L.A. didn't share much with me after those first two cold afternoons pacing Chancellor, but it seemed like she had shared her whole life with Brandy. And Brandy could be loquacious.

It made it easier for the one with the gold
D
on his tooth, though. He took one look at L.A. all those years ago, and he could tell she was going to be cake. “Hey, Beautiful,” he said to her. “What you crying for? What? You got to repeat the eighth grade again? Well, how many times you done the eighth grade? Twice? Twice already? Nah. You not stupid. They just ain't teaching you right. Wipe those tears, Beautiful. Here. Use my scarf. That's all right. We'll wash it when we get home. Sure, baby. You come home with me. You can use my phone and call your mama to tell her you ain't lost.
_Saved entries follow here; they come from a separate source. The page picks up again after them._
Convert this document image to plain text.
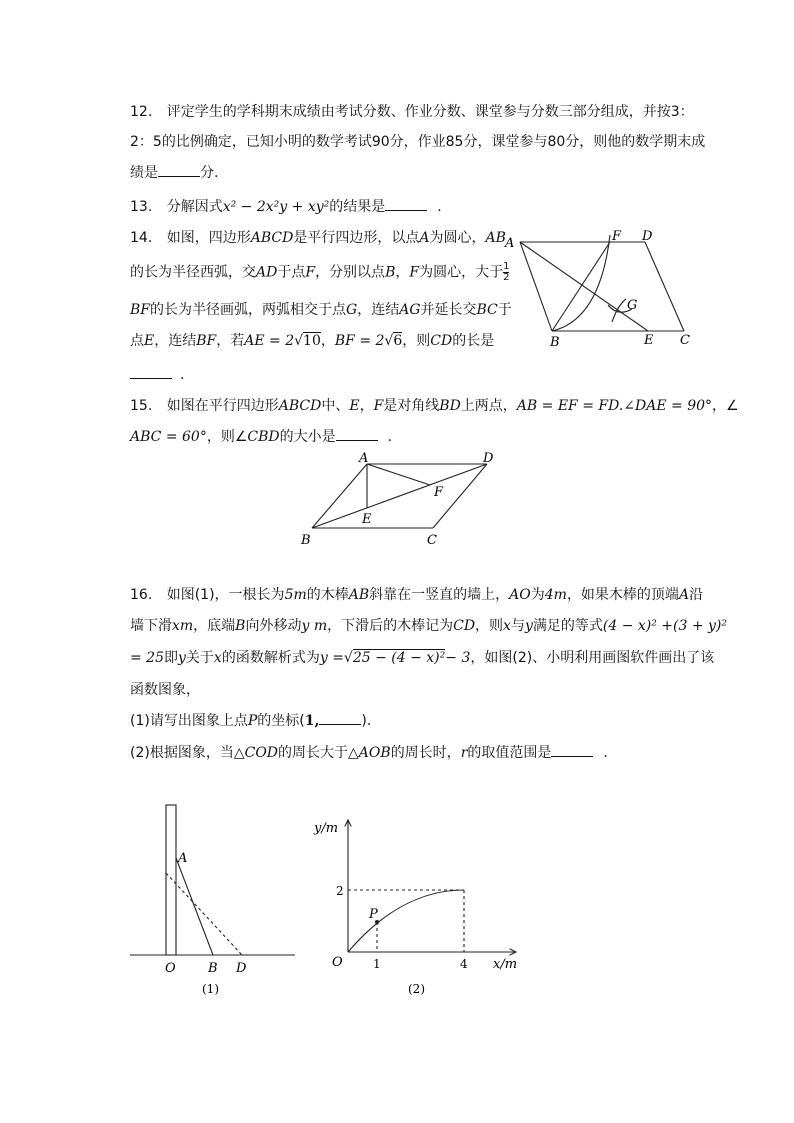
12. 评定学生的学科期末成绩由考试分数、作业分数、课堂参与分数三部分组成，并按3：
2：5的比例确定，已知小明的数学考试90分，作业85分，课堂参与80分，则他的数学期末成
绩是	分.
13. 分解因式x² − 2x²y + xy²的结果是	.
14. 如图，四边形ABCD是平行四边形，以点A为圆心，AB
的长为半径西弧，交AD于点F，分别以点B，F为圆心，大于 $\frac{1}{2}$
BF的长为半径画弧，两弧相交于点G，连结AG并延长交BC于
点E，连结BF，若AE = 2√10，BF = 2√6，则CD的长是
.
A	F D
G
B	E C
15. 如图在平行四边形ABCD中、E，F是对角线BD上两点，AB = EF = FD.∠DAE = 90°，∠
ABC = 60°，则∠CBD的大小是	.
A	D
F
E
B	C
16. 如图(1)，一根长为5m的木棒AB斜靠在一竖直的墙上，AO为4m，如果木棒的顶端A沿
墙下滑xm，底端B向外移动y m，下滑后的木棒记为CD，则x与y满足的等式(4 − x)² +(3 + y)²
= 25即y关于x的函数解析式为y =√25 − (4 − x)²− 3，如图(2)、小明利用画图软件画出了该
函数图象，
(1)请写出图象上点P的坐标(1,	).
(2)根据图象，当△COD的周长大于△AOB的周长时，r的取值范围是	.
A
O B D
(1)
y/m
x/m
O
P
1	4
2
(2)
You ain't got a mama? All right then. You call your
aunt
then. Sure, baby. I don't care if you don't go to school. . . .”
I didn't understand it back when Brandy used to tell me. I don't think Brandy understood it either. But I've grown up since.
It's not hard to sweet-talk a girl looking to feel special. Not hard at all.

Chapter Six

HE SAID I should call Janelle. He tapped the speaker on his phone and handed it to me.
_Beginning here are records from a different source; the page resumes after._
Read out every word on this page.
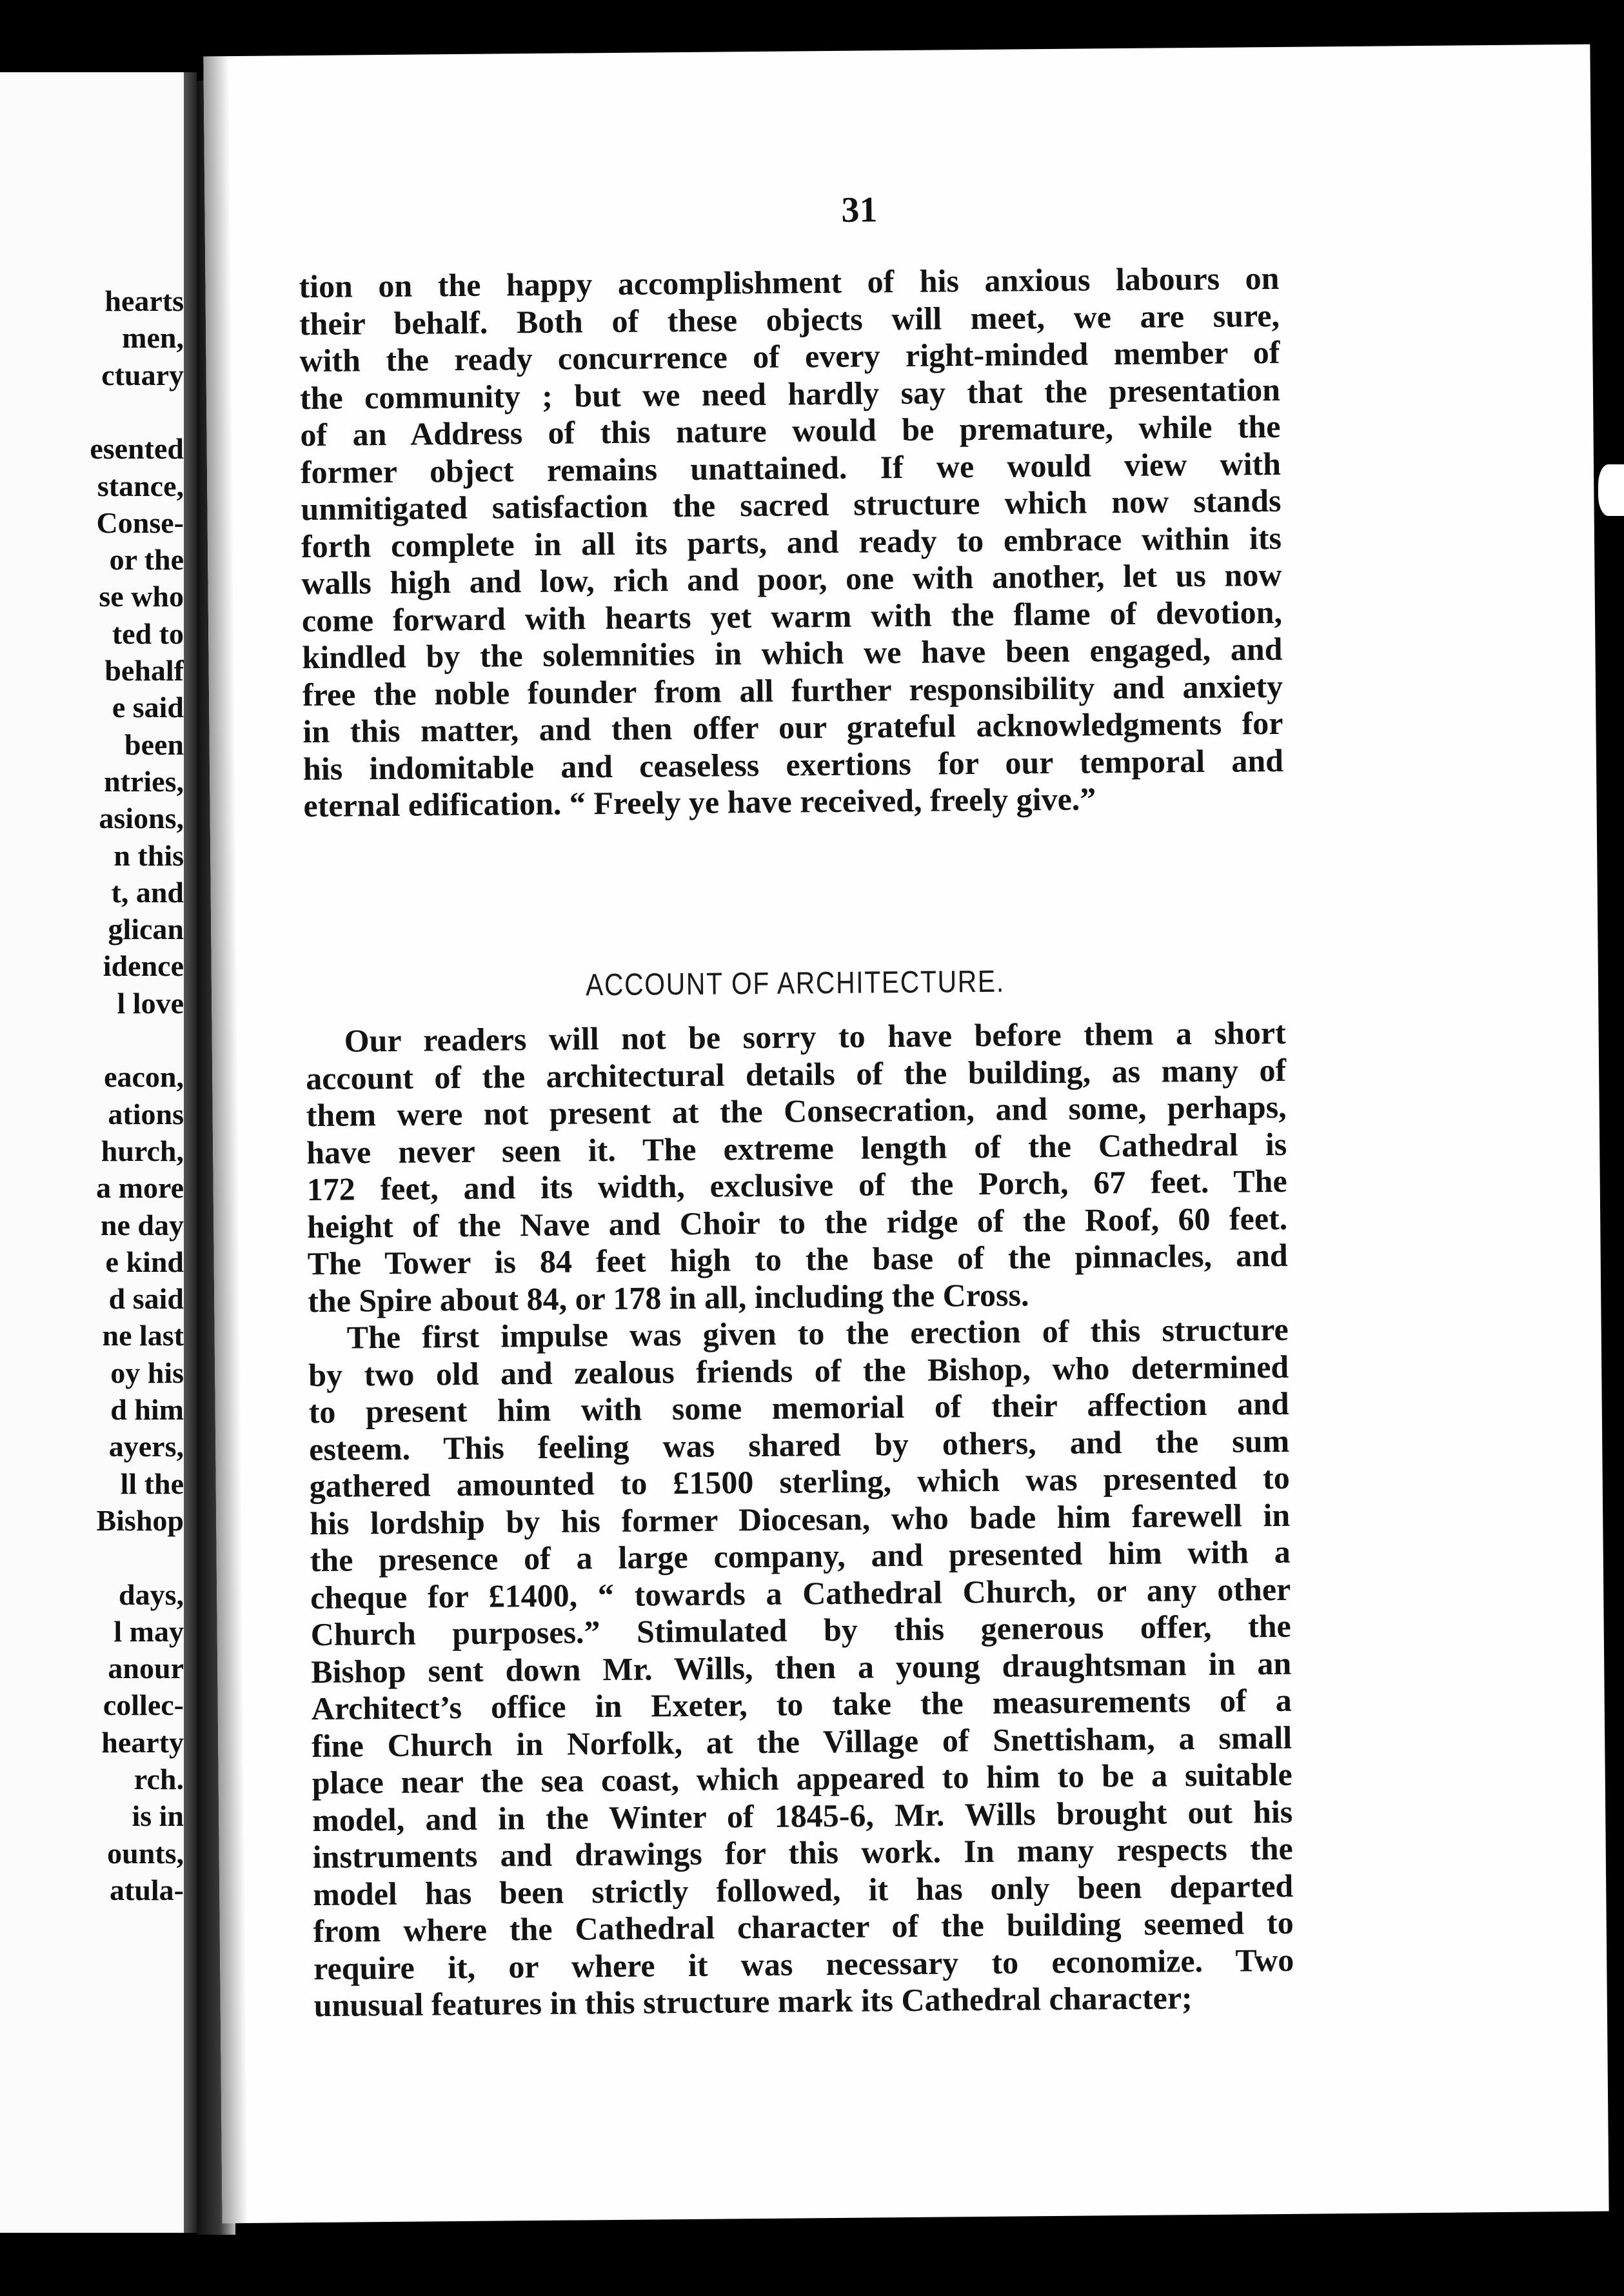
hearts
men,
ctuary
esented
stance,
Conse-
or the
se who
ted to
behalf
e said
been
ntries,
asions,
n this
t, and
glican
idence
l love
eacon,
ations
hurch,
a more
ne day
e kind
d said
ne last
oy his
d him
ayers,
ll the
Bishop
days,
l may
anour
collec-
hearty
rch.
is in
ounts,
atula-
31
tion on the happy accomplishment of his anxious labours on
their behalf. Both of these objects will meet, we are sure,
with the ready concurrence of every right-minded member of
the community ; but we need hardly say that the presentation
of an Address of this nature would be premature, while the
former object remains unattained. If we would view with
unmitigated satisfaction the sacred structure which now stands
forth complete in all its parts, and ready to embrace within its
walls high and low, rich and poor, one with another, let us now
come forward with hearts yet warm with the flame of devotion,
kindled by the solemnities in which we have been engaged, and
free the noble founder from all further responsibility and anxiety
in this matter, and then offer our grateful acknowledgments for
his indomitable and ceaseless exertions for our temporal and
eternal edification. “ Freely ye have received, freely give.”
ACCOUNT OF ARCHITECTURE.
Our readers will not be sorry to have before them a short
account of the architectural details of the building, as many of
them were not present at the Consecration, and some, perhaps,
have never seen it. The extreme length of the Cathedral is
172 feet, and its width, exclusive of the Porch, 67 feet. The
height of the Nave and Choir to the ridge of the Roof, 60 feet.
The Tower is 84 feet high to the base of the pinnacles, and
the Spire about 84, or 178 in all, including the Cross.
The first impulse was given to the erection of this structure
by two old and zealous friends of the Bishop, who determined
to present him with some memorial of their affection and
esteem. This feeling was shared by others, and the sum
gathered amounted to £1500 sterling, which was presented to
his lordship by his former Diocesan, who bade him farewell in
the presence of a large company, and presented him with a
cheque for £1400, “ towards a Cathedral Church, or any other
Church purposes.” Stimulated by this generous offer, the
Bishop sent down Mr. Wills, then a young draughtsman in an
Architect’s office in Exeter, to take the measurements of a
fine Church in Norfolk, at the Village of Snettisham, a small
place near the sea coast, which appeared to him to be a suitable
model, and in the Winter of 1845-6, Mr. Wills brought out his
instruments and drawings for this work. In many respects the
model has been strictly followed, it has only been departed
from where the Cathedral character of the building seemed to
require it, or where it was necessary to economize. Two
unusual features in this structure mark its Cathedral character;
“I'm staying with a friend,” I told her.

“Where at?” I could hear the gluey Booth's in her voice.

L.A. and her boyfriend both shook their heads.

“Over by the McDonald's on Clinton,” I lied. He smiled at me with all those straight teeth and the gold letter
D
glittering. He was the best-looking man I'd ever seen.
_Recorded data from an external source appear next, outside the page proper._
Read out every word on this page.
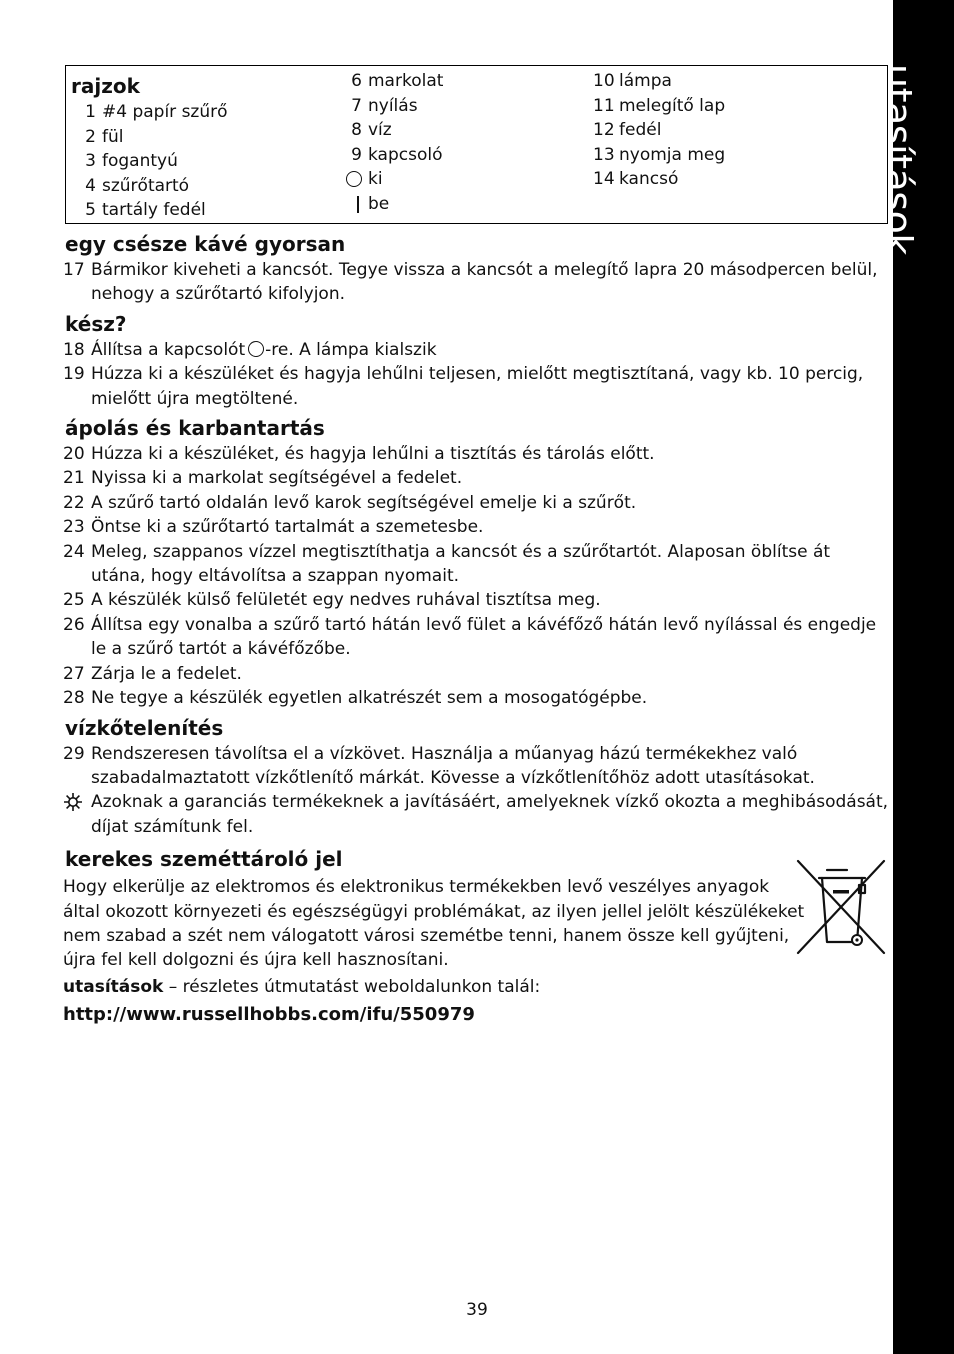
utasítások
rajzok
1 #4 papír szűrő
2 fül
3 fogantyú
4 szűrőtartó
5 tartály fedél
6 markolat
7 nyílás
8 víz
9 kapcsoló
ki
be
10 lámpa
11 melegítő lap
12 fedél
13 nyomja meg
14 kancsó
egy csésze kávé gyorsan
17 Bármikor kiveheti a kancsót. Tegye vissza a kancsót a melegítő lapra 20 másodpercen belül, nehogy a szűrőtartó kifolyjon.
kész?
18 Állítsa a kapcsolót -re. A lámpa kialszik
19 Húzza ki a készüléket és hagyja lehűlni teljesen, mielőtt megtisztítaná, vagy kb. 10 percig, mielőtt újra megtöltené.
ápolás és karbantartás
20 Húzza ki a készüléket, és hagyja lehűlni a tisztítás és tárolás előtt.
21 Nyissa ki a markolat segítségével a fedelet.
22 A szűrő tartó oldalán levő karok segítségével emelje ki a szűrőt.
23 Öntse ki a szűrőtartó tartalmát a szemetesbe.
24 Meleg, szappanos vízzel megtisztíthatja a kancsót és a szűrőtartót. Alaposan öblítse át utána, hogy eltávolítsa a szappan nyomait.
25 A készülék külső felületét egy nedves ruhával tisztítsa meg.
26 Állítsa egy vonalba a szűrő tartó hátán levő fület a kávéfőző hátán levő nyílással és engedje le a szűrő tartót a kávéfőzőbe.
27 Zárja le a fedelet.
28 Ne tegye a készülék egyetlen alkatrészét sem a mosogatógépbe.
vízkőtelenítés
29 Rendszeresen távolítsa el a vízkövet. Használja a műanyag házú termékekhez való szabadalmaztatott vízkőtlenítő márkát. Kövesse a vízkőtlenítőhöz adott utasításokat.
Azoknak a garanciás termékeknek a javításáért, amelyeknek vízkő okozta a meghibásodását, díjat számítunk fel.
kerekes szeméttároló jel
Hogy elkerülje az elektromos és elektronikus termékekben levő veszélyes anyagok által okozott környezeti és egészségügyi problémákat, az ilyen jellel jelölt készülékeket nem szabad a szét nem válogatott városi szemétbe tenni, hanem össze kell gyűjteni, újra fel kell dolgozni és újra kell hasznosítani.
utasítások – részletes útmutatást weboldalunkon talál:
http://www.russellhobbs.com/ifu/550979
39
“You don't got no clothes.”

It was true. “L.A. is the same size as I am,” I lied again, glancing at him for the smile. L.A. was taller and more curvy. Janelle would never know.

“Her mother going to get you to school?” The way she spoke, I could almost smell the alcohol.

“Yeah.” Even though I didn't need anybody to get me to school, because I liked school.

“All right,” Janelle said. “Come on home in a couple days.”

I gave the phone back to him, trying to pretend I didn't care that Janelle didn't even ask to speak to any mother. Trying not to worry about whether L.A. would lend me clothes and if so, how foolish I might look in them.

“You know how to cook?” he asked me as he tapped off the phone.

“I can do some.”

“You going to help L.A.,” he said. “We having company tonight.”

We roasted a chicken and made rice and green beans.

“That back burner gets stuck on.” L.A. showed me. “You got to keep a eye on it.”

I did the rice, keeping my eye on the back burner, turning the dial this way and that, until I got the feel of how it was broken but could still be made to work at the same time.

I met Brandy that night. They said she was L.A.'s cousin. I didn't understand how that could be, since she was white. Which was different all on its own. She skipped me serving the beans. I wasn't going to say anything, but Daddy did.

“You forgot Dime,” he told her. She spooned beans onto my plate silently.

Later she took the last of the rice just after Daddy asked if I wanted seconds. I hadn't even answered him yet, but he picked up her plate, tilted it, and used his knife to slide her rice onto mine. I never had a father or an uncle before—Janelle's men moved in and out and she barely let them talk to us kids—so I thought he was doing what fathers and uncles did. Just looking out for me. Taking care of me. I liked that. It felt good.

Chapter Seven

THAT ONE WITH the gold
D
played the girl they call L.A. per
fect,
Sex would explain. Brandy was a good storyteller. She told me L.A.'s story as if she had been right there, watching the whole thing. Sex would know just how to tell it again.
“Her?” D acted like the other female was nothing. “Satin? That there
ain't nobody. She ain't nobody important. Here. Take her sweater. It look better on you. You look like a queen now. What? Nah. She won't care. I bought that sweater. That's mine. Not hers. She leaving soon, anyway. She won't even know it's gone. Turn around now. Whoooo. Beautiful. You look beautiful.” That's what these dudes do. They play the girls like nobody's business. “What? I'm not worried about nothing. Nothing. Just the rent. I'm a little behind, but don't you worry. Help? How you going to help? That's real sweet of you, Beautiful. I'll think about it.”